Thanks to the roundtables, I met Queensland’s innovation “secret weapon,” 11-year old Hamish Finlayson from Townsville. The developer of four apps with untold ideas for more, he stole the show at President Obama’s recent Global Entrepreneurship Summit.

The Global Entrepreneurship Summit was about how to take great ideas, get people talking about them, and make them part of our global reality. Queensland is at the forefront when it comes to the commercialization of great ideas – thanks to both the Advance Queensland initiative and strong links between the public and private sectors – Queensland also gets everyone, from students to senior citizens, involved in science.

Your state is part of a global effort to take science out of the laboratory and into the streets, as we saw in March when Brisbane hosted the World Science Festival. For the next six years, New York City and Brisbane will take turns hosting this annual celebration of the intersection between science and pop culture.

That is why Queensland is so well-positioned to lead when it comes to critical issues of the day. In Paris last December, the international community outlined a global clean energy future. And, clean energy requires the scientific and research community to work in tandem with the business community in new and exciting ways. It is not an exaggeration to say that American and Australian collaboration is already revolutionizing the production of LNG, making it cleaner and more environmentally friendly. And, together, we are pioneering renewable energy solutions – hydro, wind, solar, geothermal, and wave energy, as well as biofuels.

Queensland, the Sunshine State, has notably increased its investment in solar and wind power generation and is pioneering the development of commercial biofuels. The recent MOU concluded between Queensland and the U.S. Navy covering biofuels for the Great Green Fleet is a sign of the great things to come.

You can also expect great things from our work together in biomedical research. American doctors and scientists at the National Institutes of Health have joined forces with Australian researchers at the National Health and Medical Research Council to explore the human brain and seek cures for cancer and other devastating diseases. The Queensland Brain Institute at the University of Queensland is part of this research, and U.S.-Australia cooperation is fostering an emerging biologic industry here in Brisbane.

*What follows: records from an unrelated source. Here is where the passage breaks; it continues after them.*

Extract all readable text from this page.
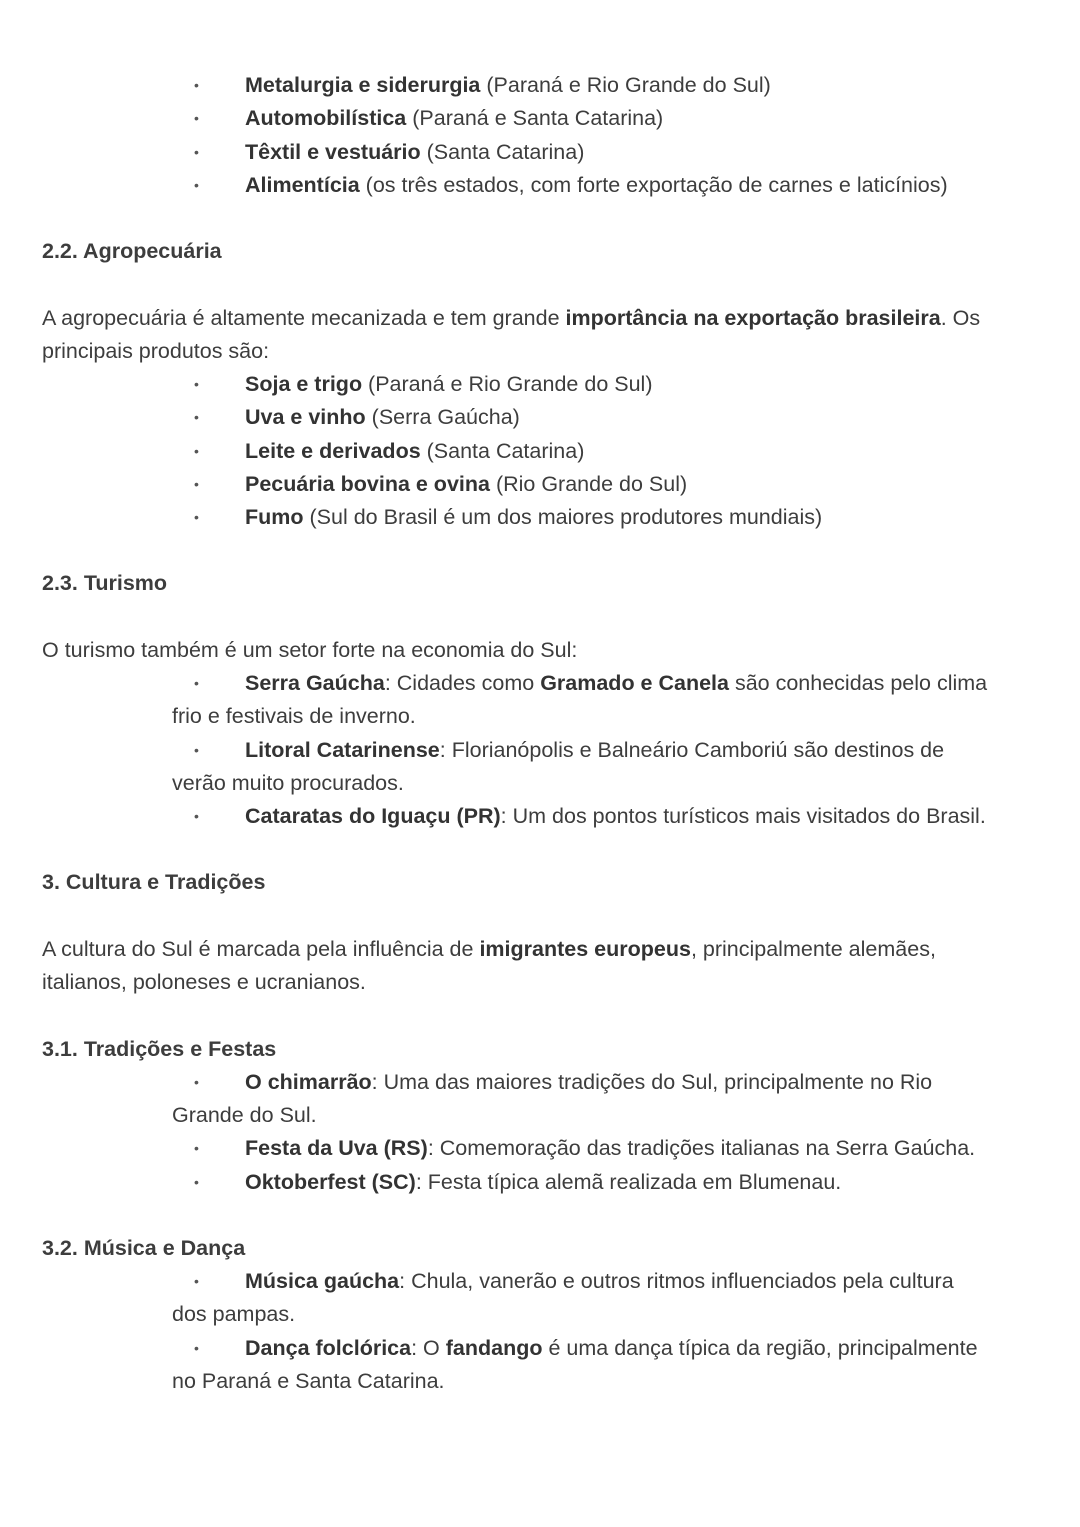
• Metalurgia e siderurgia (Paraná e Rio Grande do Sul)
• Automobilística (Paraná e Santa Catarina)
• Têxtil e vestuário (Santa Catarina)
• Alimentícia (os três estados, com forte exportação de carnes e laticínios)
2.2. Agropecuária
A agropecuária é altamente mecanizada e tem grande importância na exportação brasileira. Os
principais produtos são:
• Soja e trigo (Paraná e Rio Grande do Sul)
• Uva e vinho (Serra Gaúcha)
• Leite e derivados (Santa Catarina)
• Pecuária bovina e ovina (Rio Grande do Sul)
• Fumo (Sul do Brasil é um dos maiores produtores mundiais)
2.3. Turismo
O turismo também é um setor forte na economia do Sul:
• Serra Gaúcha: Cidades como Gramado e Canela são conhecidas pelo clima
frio e festivais de inverno.
• Litoral Catarinense: Florianópolis e Balneário Camboriú são destinos de
verão muito procurados.
• Cataratas do Iguaçu (PR): Um dos pontos turísticos mais visitados do Brasil.
3. Cultura e Tradições
A cultura do Sul é marcada pela influência de imigrantes europeus, principalmente alemães,
italianos, poloneses e ucranianos.
3.1. Tradições e Festas
• O chimarrão: Uma das maiores tradições do Sul, principalmente no Rio
Grande do Sul.
• Festa da Uva (RS): Comemoração das tradições italianas na Serra Gaúcha.
• Oktoberfest (SC): Festa típica alemã realizada em Blumenau.
3.2. Música e Dança
• Música gaúcha: Chula, vanerão e outros ritmos influenciados pela cultura
dos pampas.
• Dança folclórica: O fandango é uma dança típica da região, principalmente
no Paraná e Santa Catarina.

Finally, nothing compares to what I like to call innovation at its finest: our joint exploration of the cosmos. NASA has invested $100 million U.S. dollars over the last two years for upgrades and new satellite dishes at the Canberra Deep Space Communications Complex. This partnership with the CSIRO is preparing both our countries for the Mission to Mars – a mission that promises to advance technology by leaps and bounds. We’ll make that journey together. 

That is because getting to Mars will force us to invent new ways to conserve water and improve fuel efficiency. Which, is part of the answer to the greatest challenge of our era – how to promote growth and economic opportunity for a growing population while conserving planet Earth.

Advanced manufacturing, innovative science, and emerging technologies will give birth to new industries and new jobs – in Queensland, across Australia, and across the United States. Our growing green and blue economies offer a hint of our future. AmCham is helping us all get to a better today for this generation, and for our children, a bigger, better tomorrow. 

This century will be defined by the Asia Pacific. It will be defined by the joint economic investments made by U.S. and Australian companies. It will be defined by our relationships with regional neighbors, friends, and allies. It will be defined by the United States and Australia moving boldly forward, together.

Thank you. I look forward to our discussion.